Since the 2005 Maputo Declaration in which African health ministers declared TB as a continental emergency, two countries in the SADC region – Malawi and Namibia – have already declared TB a national emergency. Once TB is declared an emergency it would mean an increase in human resources, strengthening and decentralization of TB services, active finding and vigorous sensitisation of communities on the disease.

“This also entails the review of progress in the response every six months until the situation is put under control,” said Dlamini.

With the high burden of TB Swaziland is faced with, Sister Diane DalleMolle, director of the Cabrini Ministries, an organisation currently assisting 1,500 TB patients in the Lubombo region, expected Swaziland to follow suit this year.

“It was real denial by government of the reality of the TB situation in the country,” said Sister DalleMolle. “I expected Swaziland to be first to tell the world that ‘indeed we have a problem’.”

National TB Programme manager Dlamini hinted that a declaration may be in the pipeline.

“We needed to do serious lobbying to convince the Ministry of Health and the National Disaster Management Agency (NDMA) that indeed TB is an emergency,” said Dlamini. “Now I can say the Ministry of Health is convinced that TB is an emergency but the contingency plan was not yet approved on World TB Day.”

He said that the minister of health, Benedict Xaba, was still developing a contingency plan to deal for approval by the NDMA and then Cabinet, paving the way for increased resources to tackle the disease head on. He stressed that TB is a priority for government.

Along with other African Union members, Swaziland committed itself to spending 15 percent of its budget on health as per the Abuja Declaration. And its health budget allocation has increased from 10 percent in 2008, to 11.5 percent in the present financial year. Minister of finance Majozi Sithole was quick to point out to parliament that the budget for the Ministry of Health would increase to 17.2 percent after contributions from donors were taken into account.

“For the first time, TB is the third priority after water and sanitation and HIV/AIDS at the Ministry of Health. TB used to rank as one of the lowest in the priority list,” explained Dlamini.

However, because of the global economic meltdown, it looks like the Kingdom is yet to plunge into deeper problems considering its heavy dependence in foreign aid. Already the Global Fund to fight AIDS, Malaria and TB has called for a 10 percent reduction on the $5 million allocated to the TB programme for the next two years.

“The situation might change in the future but for the next two years the Global Fund has requested us to reduce by 10 percent because of the global economic situation,” said Dlamini.

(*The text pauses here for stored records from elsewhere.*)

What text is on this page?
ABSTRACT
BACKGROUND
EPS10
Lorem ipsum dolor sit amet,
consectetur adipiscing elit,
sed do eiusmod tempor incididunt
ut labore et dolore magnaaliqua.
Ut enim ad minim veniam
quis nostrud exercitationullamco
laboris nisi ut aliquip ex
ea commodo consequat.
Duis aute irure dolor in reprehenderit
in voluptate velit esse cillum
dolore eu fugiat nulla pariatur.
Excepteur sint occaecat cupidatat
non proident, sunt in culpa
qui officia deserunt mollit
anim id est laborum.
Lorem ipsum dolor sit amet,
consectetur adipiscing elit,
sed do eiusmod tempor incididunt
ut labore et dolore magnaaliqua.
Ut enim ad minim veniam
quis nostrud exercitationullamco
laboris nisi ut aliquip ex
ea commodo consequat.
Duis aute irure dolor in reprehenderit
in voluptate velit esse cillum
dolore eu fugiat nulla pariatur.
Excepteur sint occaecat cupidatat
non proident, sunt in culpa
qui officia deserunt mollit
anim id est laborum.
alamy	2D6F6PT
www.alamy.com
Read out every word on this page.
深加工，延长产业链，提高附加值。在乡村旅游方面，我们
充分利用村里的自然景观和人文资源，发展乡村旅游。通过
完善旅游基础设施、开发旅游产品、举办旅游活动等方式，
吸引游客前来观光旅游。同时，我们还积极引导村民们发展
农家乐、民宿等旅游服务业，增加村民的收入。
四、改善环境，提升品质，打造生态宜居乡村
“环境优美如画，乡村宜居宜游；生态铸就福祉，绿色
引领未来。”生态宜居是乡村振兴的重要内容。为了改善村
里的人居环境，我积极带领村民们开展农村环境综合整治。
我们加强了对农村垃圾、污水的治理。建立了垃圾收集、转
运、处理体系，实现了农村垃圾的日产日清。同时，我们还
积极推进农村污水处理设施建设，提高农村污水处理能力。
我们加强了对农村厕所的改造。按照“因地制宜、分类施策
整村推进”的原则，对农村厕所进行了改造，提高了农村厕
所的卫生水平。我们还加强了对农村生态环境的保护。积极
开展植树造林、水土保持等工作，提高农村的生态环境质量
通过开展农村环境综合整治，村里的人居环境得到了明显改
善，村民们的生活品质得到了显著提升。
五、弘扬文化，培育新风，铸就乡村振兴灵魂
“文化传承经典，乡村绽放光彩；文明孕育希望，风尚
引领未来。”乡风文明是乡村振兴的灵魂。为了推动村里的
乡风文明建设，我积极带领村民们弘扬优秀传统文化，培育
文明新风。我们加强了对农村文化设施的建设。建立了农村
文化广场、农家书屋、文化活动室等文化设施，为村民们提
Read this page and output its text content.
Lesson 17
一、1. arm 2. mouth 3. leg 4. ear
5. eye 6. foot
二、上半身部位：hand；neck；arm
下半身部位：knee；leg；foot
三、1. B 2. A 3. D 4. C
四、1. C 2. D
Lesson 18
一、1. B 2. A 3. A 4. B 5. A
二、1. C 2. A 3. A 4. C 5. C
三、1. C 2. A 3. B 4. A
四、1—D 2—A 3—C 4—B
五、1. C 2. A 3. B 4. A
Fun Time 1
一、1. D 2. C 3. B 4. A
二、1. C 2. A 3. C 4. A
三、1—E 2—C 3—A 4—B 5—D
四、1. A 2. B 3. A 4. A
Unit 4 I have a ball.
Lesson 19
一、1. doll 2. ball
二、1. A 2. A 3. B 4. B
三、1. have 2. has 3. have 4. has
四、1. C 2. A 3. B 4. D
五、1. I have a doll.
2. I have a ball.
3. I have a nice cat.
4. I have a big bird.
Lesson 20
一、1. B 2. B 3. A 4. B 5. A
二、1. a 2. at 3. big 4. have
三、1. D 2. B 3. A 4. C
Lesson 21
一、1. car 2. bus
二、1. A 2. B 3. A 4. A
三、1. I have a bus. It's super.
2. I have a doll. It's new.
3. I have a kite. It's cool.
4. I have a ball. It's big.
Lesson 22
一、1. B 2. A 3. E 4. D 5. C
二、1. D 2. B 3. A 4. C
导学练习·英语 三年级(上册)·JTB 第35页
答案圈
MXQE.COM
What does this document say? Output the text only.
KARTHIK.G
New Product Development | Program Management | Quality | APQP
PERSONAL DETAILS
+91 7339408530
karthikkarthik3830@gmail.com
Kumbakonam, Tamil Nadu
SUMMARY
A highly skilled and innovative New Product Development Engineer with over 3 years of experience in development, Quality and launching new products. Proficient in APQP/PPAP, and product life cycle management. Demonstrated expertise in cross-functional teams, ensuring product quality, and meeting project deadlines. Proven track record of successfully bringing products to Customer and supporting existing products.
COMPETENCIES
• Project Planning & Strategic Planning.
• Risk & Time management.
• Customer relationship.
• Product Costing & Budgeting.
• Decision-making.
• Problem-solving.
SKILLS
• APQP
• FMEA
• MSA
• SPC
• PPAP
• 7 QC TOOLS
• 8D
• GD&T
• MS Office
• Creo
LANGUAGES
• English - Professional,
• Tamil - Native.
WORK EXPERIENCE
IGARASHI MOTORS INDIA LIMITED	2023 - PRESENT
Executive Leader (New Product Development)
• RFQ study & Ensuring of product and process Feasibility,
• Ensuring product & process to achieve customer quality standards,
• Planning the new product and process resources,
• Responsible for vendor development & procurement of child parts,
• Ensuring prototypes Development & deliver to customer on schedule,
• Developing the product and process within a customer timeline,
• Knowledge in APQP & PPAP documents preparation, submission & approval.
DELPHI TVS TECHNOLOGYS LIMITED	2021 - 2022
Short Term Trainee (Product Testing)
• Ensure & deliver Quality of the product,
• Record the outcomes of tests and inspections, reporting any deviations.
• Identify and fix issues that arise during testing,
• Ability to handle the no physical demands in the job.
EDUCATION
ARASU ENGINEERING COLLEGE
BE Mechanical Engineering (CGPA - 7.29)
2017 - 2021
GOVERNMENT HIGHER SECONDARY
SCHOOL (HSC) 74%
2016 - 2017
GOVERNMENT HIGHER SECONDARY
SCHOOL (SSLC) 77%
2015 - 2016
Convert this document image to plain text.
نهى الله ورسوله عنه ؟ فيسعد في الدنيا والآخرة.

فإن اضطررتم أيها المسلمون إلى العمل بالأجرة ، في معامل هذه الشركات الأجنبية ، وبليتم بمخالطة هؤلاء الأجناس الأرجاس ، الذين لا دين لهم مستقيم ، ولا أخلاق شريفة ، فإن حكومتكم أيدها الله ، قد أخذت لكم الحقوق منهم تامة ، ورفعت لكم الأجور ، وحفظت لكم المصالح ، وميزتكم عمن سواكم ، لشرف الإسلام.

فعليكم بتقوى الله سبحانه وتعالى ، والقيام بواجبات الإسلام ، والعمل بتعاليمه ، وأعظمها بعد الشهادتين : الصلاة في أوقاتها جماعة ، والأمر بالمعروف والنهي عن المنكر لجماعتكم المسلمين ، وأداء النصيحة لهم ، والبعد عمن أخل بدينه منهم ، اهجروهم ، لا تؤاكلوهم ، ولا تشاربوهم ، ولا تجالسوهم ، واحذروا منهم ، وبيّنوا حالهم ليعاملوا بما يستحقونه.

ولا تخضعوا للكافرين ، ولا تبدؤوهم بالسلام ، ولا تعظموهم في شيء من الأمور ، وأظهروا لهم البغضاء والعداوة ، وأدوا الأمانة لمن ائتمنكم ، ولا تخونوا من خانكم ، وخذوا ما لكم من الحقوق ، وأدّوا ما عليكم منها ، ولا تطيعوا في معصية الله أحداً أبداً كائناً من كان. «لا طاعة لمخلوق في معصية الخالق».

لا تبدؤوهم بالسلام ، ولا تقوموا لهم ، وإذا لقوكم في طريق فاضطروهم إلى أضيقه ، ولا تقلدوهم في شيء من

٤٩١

Cabrini’s Sister DalleMolle said donations from individuals from overseas have decreased by 75 percent. “Although I suspect we won’t stop doing what we have to do, some of our programmes will have to go,” she said.

Long before the global economic crisis Swaziland was no longer attracting adequate donor funding because the Kingdom is classified as a middle-income country. According to World Food Programme (WFP) officer in charge Robina Mulenga, the global economic meltdown found Swaziland already struggling to attract international donors because of the ‘middle-income’ status. This is despite the fact that more than two thirds of the population live on less than a dollar a day.

“Now we have to start looking for money within the country because Swaziland is not considered to be in a desperate need for aid,” said Mulenga.

She said WFP realises the need for food assistance to food insecure TB and AIDS patients as part of their treatment. “But the global economic meltdown will affect our resources,” said Mulenga.